Maths phobia is a pervasive problem in the wider community.Unfortunately, it sometimes also exists among professional mathematicians (together with its distant cousin, maths snobbery).

If it turns out that in order to make progress on your problem, you have to learn some external piece of mathematics, this is a good thing – your own mathematical range will increase, you will have acquired some new tools, and your work will become more interesting, both to people in your field and also to people in the external field.

If an area of mathematics has a lot of activity in it, it is usually worth learning why it is so interesting, what kind of problems people try to work on there, and what are the “cool” or surprising insights, phenomena, results that that field has generated. (See also my discussion on what good mathematics is.) That way if you encounter a similar problem, obstruction, or phenomenon in your own work, you know where to turn for the resolution.

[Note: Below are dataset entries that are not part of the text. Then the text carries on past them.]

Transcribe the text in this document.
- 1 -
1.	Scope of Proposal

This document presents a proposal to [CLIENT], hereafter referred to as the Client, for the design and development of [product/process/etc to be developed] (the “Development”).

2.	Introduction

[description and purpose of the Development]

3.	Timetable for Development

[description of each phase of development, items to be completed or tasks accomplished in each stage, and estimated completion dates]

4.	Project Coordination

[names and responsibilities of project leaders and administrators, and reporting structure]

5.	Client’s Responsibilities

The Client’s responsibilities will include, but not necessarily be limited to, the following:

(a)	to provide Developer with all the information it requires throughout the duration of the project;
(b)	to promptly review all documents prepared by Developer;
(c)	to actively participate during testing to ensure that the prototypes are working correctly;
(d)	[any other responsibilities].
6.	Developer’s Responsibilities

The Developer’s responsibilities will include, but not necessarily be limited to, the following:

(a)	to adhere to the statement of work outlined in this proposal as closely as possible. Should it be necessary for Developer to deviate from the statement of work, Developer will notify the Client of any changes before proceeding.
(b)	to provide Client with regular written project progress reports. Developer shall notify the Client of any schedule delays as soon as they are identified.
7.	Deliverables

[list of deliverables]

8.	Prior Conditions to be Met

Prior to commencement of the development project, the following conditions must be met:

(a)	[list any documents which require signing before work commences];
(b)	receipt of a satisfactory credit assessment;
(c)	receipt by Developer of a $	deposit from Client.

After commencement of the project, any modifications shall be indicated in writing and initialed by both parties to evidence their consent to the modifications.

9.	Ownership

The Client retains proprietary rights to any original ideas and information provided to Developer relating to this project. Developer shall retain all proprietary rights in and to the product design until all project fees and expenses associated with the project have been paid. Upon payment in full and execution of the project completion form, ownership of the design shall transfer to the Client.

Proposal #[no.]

One good way to learn things outside your field is by attending talks and conferences outside your field.  Another is to make an intelligent literature search to locate key research papers, surveys, or books in a subject.  One specific trick I have found very useful in this regard is to start with a paper that you know to be relevant, and either look through the introduction of the paper to find an important earlier paper in that subject in the references, or to do a citation search (for instance via Mathscinet) to find an important future paper in the subject that cites the paper you already know about.  (If there are many such papers, I often find it illuminating to sort the citing papers by the number of citations that they themselves have, as this tends to highlight particularly pivotal papers at the top of this sorted list.)  After iterating these procedures a couple times one usually ends up with a good list of key papers that one can then read carefully to get a feel for the subject.